Drug development is currently an extremely long, expensive and inefficient process. Findings generated in a lab are often very hard to replicate once translated into animal models or in humans.
A family of pharmacological targets, on which approximately 35% of FDA-approved drugs work, consists of receptors at the surface of cells named “G protein coupled receptors” or GPCRs. These membrane proteins sense a wide variety of signals from outside the cell, from hormones to neurotransmitters, or light and odors, to trigger responses of cells, from immune reactions to muscle contraction.
In a new study, researchers at Boston University Chobanian & Avedisian School of Medicine describe the development of a new technological platform that will enhance the accuracy and efficiency of drug discovery related to a large family of important pharmacological targets, i.e., GPCRs, allowing it to obtain information that was previously unattainable.
“The new technological platform are biosensors that allow us to detect the activity of GPCRs in their native cellular context and in real time not only with unprecedented fidelity, but also with relative ease. A novelty of this platform is that it is easy for others to implement and that it has been made readily available through a public repository such as open-source,” explains Remi Janicot, first author of the study and a PhD student in the laboratory of Mikel Garcia-Marcos, PhD, professor of biochemistry and cell biology at the school.

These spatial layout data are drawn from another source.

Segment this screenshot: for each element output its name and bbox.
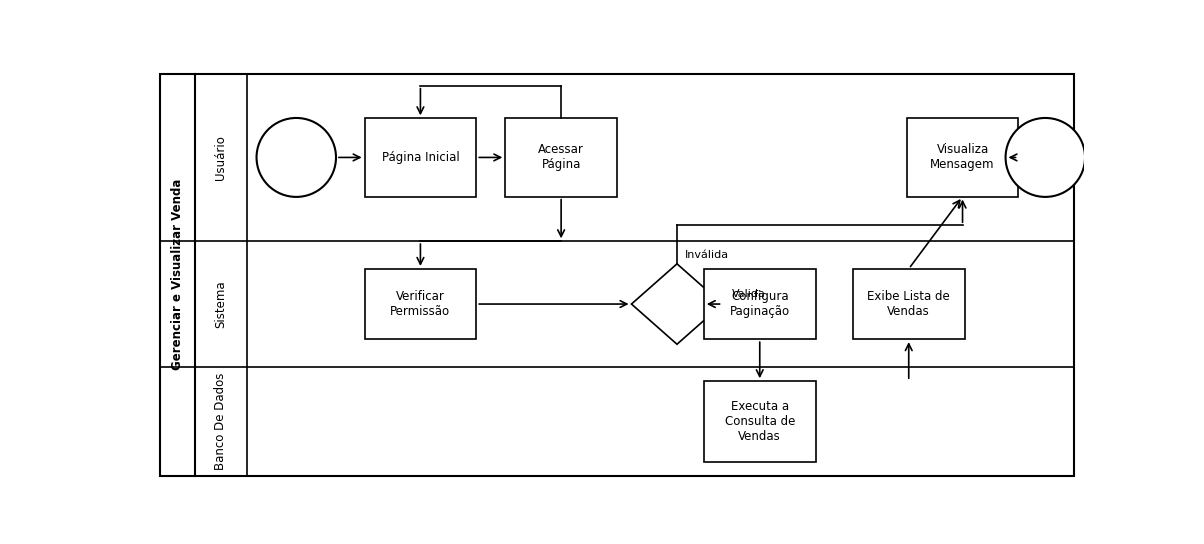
Ellipse shape	[256, 118, 336, 197]
Bar	[907, 118, 1019, 196]
Text: Exibe Lista de
Vendas: Exibe Lista de Vendas	[867, 290, 950, 318]
Bar	[704, 269, 815, 339]
Bar	[506, 118, 616, 196]
Bar	[365, 269, 477, 339]
Text: Página Inicial: Página Inicial	[382, 151, 459, 164]
Bar	[852, 269, 964, 339]
Bar	[365, 118, 477, 196]
Text: Inválida: Inválida	[684, 250, 728, 259]
Ellipse shape	[1005, 118, 1085, 197]
Text: Acessar
Página: Acessar Página	[538, 144, 584, 171]
Text: Verificar
Permissão: Verificar Permissão	[390, 290, 450, 318]
Text: Executa a
Consulta de
Vendas: Executa a Consulta de Vendas	[725, 400, 795, 443]
Text: Sistema: Sistema	[214, 280, 228, 328]
Polygon shape	[631, 264, 722, 344]
Text: Usuário: Usuário	[214, 135, 228, 180]
Text: Visualiza
Mensagem: Visualiza Mensagem	[931, 144, 995, 171]
Text: Valida: Valida	[732, 288, 766, 299]
Bar	[704, 381, 815, 461]
Text: Configura
Paginação: Configura Paginação	[730, 290, 790, 318]
Text: Gerenciar e Visualizar Venda: Gerenciar e Visualizar Venda	[171, 179, 184, 370]
Text: Banco De Dados: Banco De Dados	[214, 373, 228, 470]
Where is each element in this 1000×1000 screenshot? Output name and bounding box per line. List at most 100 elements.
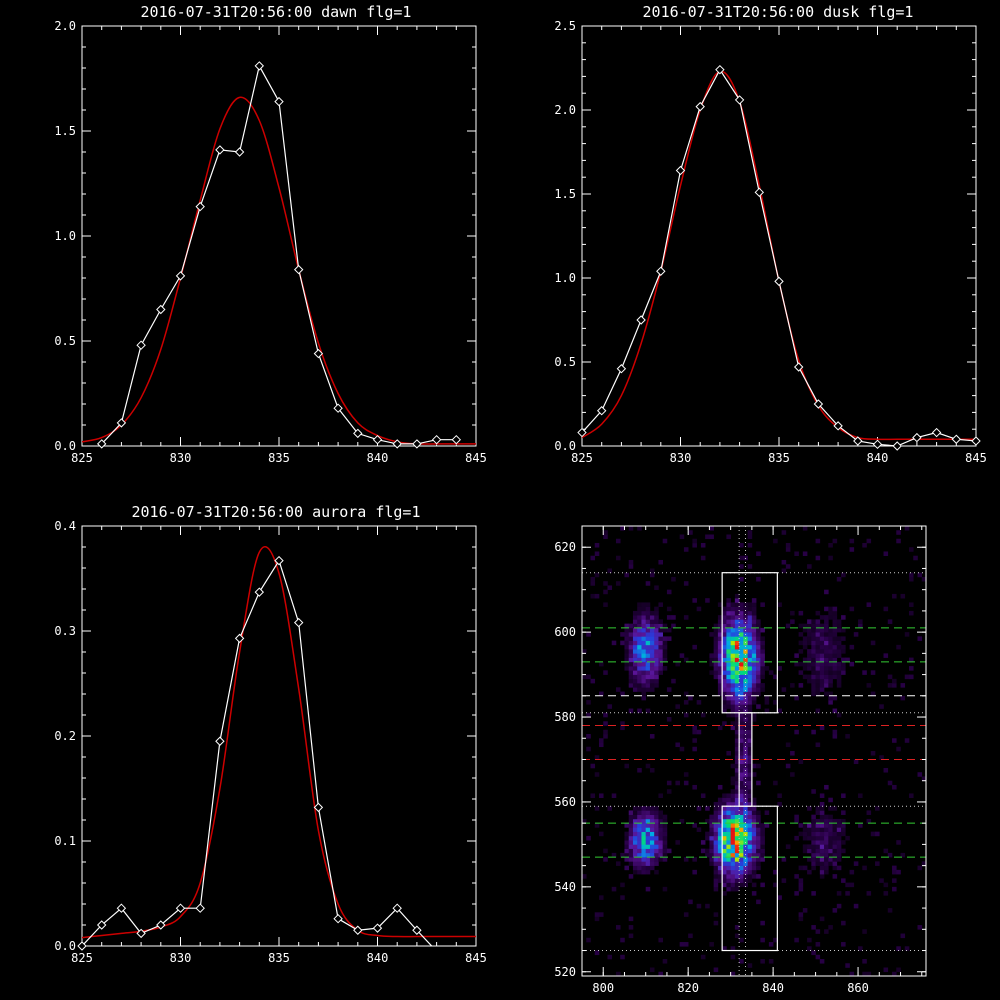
dusk-y-tick-label: 0.0 bbox=[554, 439, 576, 453]
dusk-data-point bbox=[656, 266, 666, 276]
dawn-data-point bbox=[254, 61, 265, 71]
dusk-data-point bbox=[754, 187, 765, 198]
dusk-y-tick-label: 1.0 bbox=[554, 271, 576, 285]
heatmap-x-tick-label: 820 bbox=[677, 981, 699, 995]
aurora-y-tick-label: 0.3 bbox=[54, 624, 76, 638]
dusk-data-point bbox=[951, 434, 962, 444]
aurora-fit-line bbox=[82, 546, 476, 939]
heatmap-y-tick-label: 580 bbox=[554, 710, 576, 724]
dusk-y-tick-label: 2.5 bbox=[554, 19, 576, 33]
dawn-data-point bbox=[313, 348, 324, 359]
dusk-y-tick-label: 2.0 bbox=[554, 103, 576, 117]
aurora-data-point bbox=[293, 617, 304, 628]
dusk-data-point bbox=[813, 399, 824, 409]
dusk-data-point bbox=[675, 165, 686, 176]
heatmap-y-tick-label: 560 bbox=[554, 795, 576, 809]
aurora-data-point bbox=[234, 633, 245, 644]
dusk-x-tick-label: 845 bbox=[965, 451, 987, 465]
aurora-data-point bbox=[392, 903, 402, 913]
dusk-data-point bbox=[616, 364, 627, 374]
dawn-data-point bbox=[274, 96, 284, 107]
heatmap-x-tick-label: 800 bbox=[592, 981, 614, 995]
dusk-y-tick-label: 0.5 bbox=[554, 355, 576, 369]
heatmap-region-box bbox=[738, 712, 753, 807]
aurora-data-point bbox=[156, 920, 166, 930]
heatmap-x-tick-label: 840 bbox=[762, 981, 784, 995]
panel-dawn: 2016-07-31T20:56:00 dawn flg=1 825 830 835… bbox=[54, 3, 487, 465]
heatmap-y-tick-label: 540 bbox=[554, 880, 576, 894]
aurora-x-tick-label: 845 bbox=[465, 951, 487, 965]
dawn-data-point bbox=[392, 439, 402, 449]
aurora-x-tick-label: 840 bbox=[367, 951, 389, 965]
dawn-data-point bbox=[431, 434, 442, 445]
dawn-data-point bbox=[372, 434, 383, 445]
heatmap-x-tick-label: 860 bbox=[847, 981, 869, 995]
aurora-data-point bbox=[353, 925, 363, 935]
dawn-y-tick-label: 2.0 bbox=[54, 19, 76, 33]
aurora-x-tick-label: 830 bbox=[170, 951, 192, 965]
dawn-frame bbox=[81, 25, 477, 447]
dawn-y-tick-label: 0.0 bbox=[54, 439, 76, 453]
dusk-x-tick-label: 835 bbox=[768, 451, 790, 465]
dusk-data-point bbox=[695, 101, 705, 112]
dawn-x-tick-label: 825 bbox=[71, 451, 93, 465]
aurora-data-point bbox=[175, 903, 186, 913]
aurora-frame bbox=[81, 525, 477, 947]
panel-aurora: 2016-07-31T20:56:00 aurora flg=1 825 830 8… bbox=[54, 503, 487, 965]
dawn-y-tick-label: 1.0 bbox=[54, 229, 76, 243]
panel-dawn-title: 2016-07-31T20:56:00 dawn flg=1 bbox=[141, 3, 412, 21]
panel-heatmap: 800 820 840 860 520 540 560 580 600 620 bbox=[554, 525, 927, 995]
dawn-data-point bbox=[116, 418, 127, 428]
dawn-data-point bbox=[175, 271, 186, 281]
aurora-y-tick-label: 0.2 bbox=[54, 729, 76, 743]
aurora-data-point bbox=[77, 941, 87, 951]
dusk-data-point bbox=[596, 406, 607, 416]
dusk-x-tick-label: 840 bbox=[867, 451, 889, 465]
aurora-data-point bbox=[333, 913, 343, 924]
aurora-data-point bbox=[274, 555, 284, 566]
dusk-fit-line bbox=[582, 70, 976, 441]
dusk-data-line bbox=[582, 68, 976, 446]
dusk-data-point bbox=[734, 95, 745, 105]
aurora-y-tick-label: 0.4 bbox=[54, 519, 76, 533]
dawn-data-point bbox=[293, 264, 304, 275]
dawn-x-tick-label: 835 bbox=[268, 451, 290, 465]
dawn-x-tick-label: 840 bbox=[367, 451, 389, 465]
dawn-data-point bbox=[412, 439, 422, 449]
dawn-data-point bbox=[451, 434, 462, 445]
aurora-y-tick-label: 0.0 bbox=[54, 939, 76, 953]
dusk-data-point bbox=[793, 362, 804, 372]
dawn-data-point bbox=[234, 147, 245, 157]
aurora-data-point bbox=[195, 903, 205, 913]
dusk-data-point bbox=[853, 436, 863, 446]
dusk-data-point bbox=[636, 315, 646, 325]
aurora-data-point bbox=[136, 928, 146, 939]
dusk-data-point bbox=[833, 421, 843, 431]
dawn-data-point bbox=[333, 403, 343, 413]
dusk-frame bbox=[581, 25, 977, 447]
dusk-data-point bbox=[971, 436, 981, 446]
dawn-data-point bbox=[156, 304, 166, 315]
heatmap-y-tick-label: 600 bbox=[554, 625, 576, 639]
dusk-x-tick-label: 825 bbox=[571, 451, 593, 465]
dawn-x-tick-label: 845 bbox=[465, 451, 487, 465]
dusk-data-point bbox=[715, 64, 725, 75]
aurora-data-point bbox=[372, 923, 383, 933]
dusk-data-point bbox=[774, 276, 784, 287]
aurora-y-tick-label: 0.1 bbox=[54, 834, 76, 848]
panel-dusk: 2016-07-31T20:56:00 dusk flg=1 825 830 835… bbox=[554, 3, 987, 465]
aurora-data-point bbox=[116, 903, 127, 913]
aurora-data-point bbox=[96, 920, 107, 930]
dawn-data-point bbox=[353, 428, 363, 439]
dusk-data-point bbox=[872, 439, 883, 450]
dusk-x-tick-label: 830 bbox=[670, 451, 692, 465]
heatmap-frame bbox=[581, 525, 927, 977]
aurora-x-tick-label: 825 bbox=[71, 951, 93, 965]
dawn-fit-line bbox=[82, 96, 476, 445]
dawn-x-tick-label: 830 bbox=[170, 451, 192, 465]
dusk-y-tick-label: 1.5 bbox=[554, 187, 576, 201]
heatmap-y-tick-label: 620 bbox=[554, 540, 576, 554]
dusk-data-point bbox=[577, 427, 587, 438]
aurora-data-point bbox=[313, 802, 324, 813]
dawn-data-point bbox=[215, 145, 225, 155]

The researchers used molecular engineering to create these biosensors, artificial genes that, once expressed as proteins in cells, could detect the activation of very specific cellular responses in real time. The researchers then showed that these biosensors could be leveraged to characterize how many different natural ligands and synthetic drugs change cell responses when the act on the large GPCR class of receptors.
According to the researchers, the biosensor platform described could accelerate drug development for any disease in which GPCRs are implicated, which is a virtually endless list covering neurodegenerative disorders, cancers, cardiovascular diseases, obesity, or asthma, to name a few. “For example, the ongoing interest in developing safer opioid or non-opioid analgesics would benefit from the features of the technology described in our work. Similarly, there is tremendous interest in developing orally bioavailable substitutes for the anti-obesity drugs commercialized as Ozempic and Wegovy, which would also benefit from the technology we described,” said Garcia-Marcos.
The researchers hope the tools developed in this study will transform how the field of pharmacology and drug development approaches the investigation of a large and important class of targets. “Since medicines acting on these targets are already part of everyday life, we see great potential on accelerating the discovery of improved drugs for many different indications, from analgesia to anti-obesity drugs,” added first author and PhD student Remi Janicot.
These findings appear online in the journal Cell.